Voyez la Grèce, jadis peuplée de héros qui vainquirent deux fois l'Asie, l'une devant Troie et l'autre dans leurs propres foyers. Les lettres naissantes n'avaient point porté encore la corruption dans les cœurs de ses habitants ; mais le progrès des arts, la dissolution des mœurs et le joug du Macédonien se suivirent de près ; et la Grèce, toujours savante, toujours voluptueuse, et toujours esclave, n'éprouva plus dans ses révolutions que des changements de maîtres. Toute l'éloquence de Démosthène ne put jamais ranimer un corps que le luxe et les arts avaient énervé."

" Opposons à ces tableaux celui des mœurs du petit nombre des peuples qui, préservés de cette contagion des vaines connaissances ont par leurs vertus fait leur propre bonheur et l'exemple des autres nations. Tels furent les premiers Perses, nation singulière chez laquelle on apprenait la vertu comme chez nous on apprend la science ; qui subjugua l'Asie avec tant de facilité, et qui seule a eu cette gloire que l'histoire de ses institutions ait passé pour un roman de philosophie. Tels furent les Scythes, dont on nous a laissé de si magnifiques éloges. Tels les Germains, dont une plume, lasse de tracer les crimes et les noirceurs d'un peuple instruit, opulent et voluptueux, se soulageait à peindre la simplicité, l'innocence et les vertus. Telle avait été Rome même dans les temps de sa pauvreté et de son ignorance. Telle enfin s'est montrée jusqu'à nos jours cette nation rustique si vantée pour son courage que l'adversité n'a pu abattre, et pour sa fidélité que l'exemple n'a pu corrompre." 

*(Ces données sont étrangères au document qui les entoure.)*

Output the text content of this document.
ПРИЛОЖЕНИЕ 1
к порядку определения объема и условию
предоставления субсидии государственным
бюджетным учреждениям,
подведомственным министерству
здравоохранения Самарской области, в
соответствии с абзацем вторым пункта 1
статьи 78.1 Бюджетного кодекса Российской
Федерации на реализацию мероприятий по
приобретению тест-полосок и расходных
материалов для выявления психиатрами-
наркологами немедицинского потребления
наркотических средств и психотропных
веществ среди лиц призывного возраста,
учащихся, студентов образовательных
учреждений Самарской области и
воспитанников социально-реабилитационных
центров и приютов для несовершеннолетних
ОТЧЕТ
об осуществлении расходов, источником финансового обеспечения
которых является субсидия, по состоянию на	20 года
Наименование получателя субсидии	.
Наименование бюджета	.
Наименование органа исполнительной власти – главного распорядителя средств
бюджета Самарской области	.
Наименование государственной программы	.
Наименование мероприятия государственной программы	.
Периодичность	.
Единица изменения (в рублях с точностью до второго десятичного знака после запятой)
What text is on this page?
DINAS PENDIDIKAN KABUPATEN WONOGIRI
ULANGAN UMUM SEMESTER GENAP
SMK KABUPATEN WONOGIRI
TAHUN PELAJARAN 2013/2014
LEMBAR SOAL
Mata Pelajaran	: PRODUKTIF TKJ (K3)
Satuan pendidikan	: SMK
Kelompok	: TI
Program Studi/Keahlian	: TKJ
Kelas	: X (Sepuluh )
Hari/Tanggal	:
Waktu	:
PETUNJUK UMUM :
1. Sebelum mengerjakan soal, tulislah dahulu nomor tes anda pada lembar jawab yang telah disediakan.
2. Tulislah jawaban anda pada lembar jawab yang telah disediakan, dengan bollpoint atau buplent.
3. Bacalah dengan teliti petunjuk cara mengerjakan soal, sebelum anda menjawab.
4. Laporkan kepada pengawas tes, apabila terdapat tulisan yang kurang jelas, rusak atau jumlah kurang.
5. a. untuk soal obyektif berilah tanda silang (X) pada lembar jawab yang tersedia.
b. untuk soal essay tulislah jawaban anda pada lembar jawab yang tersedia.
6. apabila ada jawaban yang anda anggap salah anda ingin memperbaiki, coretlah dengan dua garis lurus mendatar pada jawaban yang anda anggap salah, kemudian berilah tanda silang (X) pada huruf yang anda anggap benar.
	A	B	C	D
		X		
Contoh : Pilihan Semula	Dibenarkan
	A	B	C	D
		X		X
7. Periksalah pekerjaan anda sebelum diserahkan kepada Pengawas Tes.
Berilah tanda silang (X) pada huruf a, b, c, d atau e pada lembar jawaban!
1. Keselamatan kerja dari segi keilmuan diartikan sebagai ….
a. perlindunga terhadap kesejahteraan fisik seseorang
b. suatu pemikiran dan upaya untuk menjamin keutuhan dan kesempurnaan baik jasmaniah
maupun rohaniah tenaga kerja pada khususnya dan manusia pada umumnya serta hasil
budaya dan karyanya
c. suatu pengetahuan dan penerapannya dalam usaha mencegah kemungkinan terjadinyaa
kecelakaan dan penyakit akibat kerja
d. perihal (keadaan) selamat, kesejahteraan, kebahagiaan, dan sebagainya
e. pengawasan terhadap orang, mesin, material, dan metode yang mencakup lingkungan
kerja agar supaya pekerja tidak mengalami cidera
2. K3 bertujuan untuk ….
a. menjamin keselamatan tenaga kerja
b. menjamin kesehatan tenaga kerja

" Ce n'est point par stupidité que ceux-ci ont préféré d'autres exercices à ceux de l'esprit. Ils n'ignoraient pas que dans d'autres contrées des hommes oisifs passaient leur vie à disputer sur le souverain bien, sur le vice et sur la vertu, et que d'orgueilleux raisonneurs, se donnant à eux-mêmes les plus grands éloges, confondaient les autres peuples sous le nom méprisant de barbares  ; mais ils ont considéré leurs mœurs et appris à dédaigner leur doctrine."  
" Des poètes, continue Socrate, J'ai passé aux artistes. Personne n'ignorait plus les arts que moi ; personne n'était plus convaincu que les artistes possédaient de fort beaux secrets. Cependant, je me suis aperçu que leur condition n'est pas meilleure que celle des poètes et qu'ils sont, les uns et les autres, dans le même préjugé. Parce que les plus habiles d'entre eux excellent dans leur partie, ils se regardent comme les plus sages des hommes. Cette présomption a terni tout à fait leur savoir à mes yeux. De sorte que me mettant à la place de l'oracle et me demandant ce que j'aimerais le mieux être, ce que je suis ou ce qu'ils sont, savoir ce qu'ils ont appris ou savoir que je ne sais rien ; j'ai répondu à moi-même et au dieu : je veux rester ce que je suis."

" Socrate avait commencé dans Athènes ; le vieux Caton continua dans Rome de se déchaîner contre ces Grecs artificieux et subtils qui séduisaient la vertu et amollissaient le courage de ses concitoyens. Mais les sciences, les arts et la dialectique prévalurent encore : Rome se remplit de philosophes et d'orateurs ; on négligea la discipline militaire, on méprisa l'agriculture, on embrassa des sectes et l'on oublia la patrie." 

" Aux noms sacrés de liberté, de désintéressement, d'obéissance aux lois, succédèrent les noms d'Épicure, de Zénon, d'Arcésilas. Depuis que les savants ont commencé à paraître parmi nous,  disaient leurs propres philosophes, les gens de bien se sont éclipsés. jusqu'alors les Romains s'étaient contentés de pratiquer la vertu, tout fut perdu quand ils commencèrent à l'étudier." 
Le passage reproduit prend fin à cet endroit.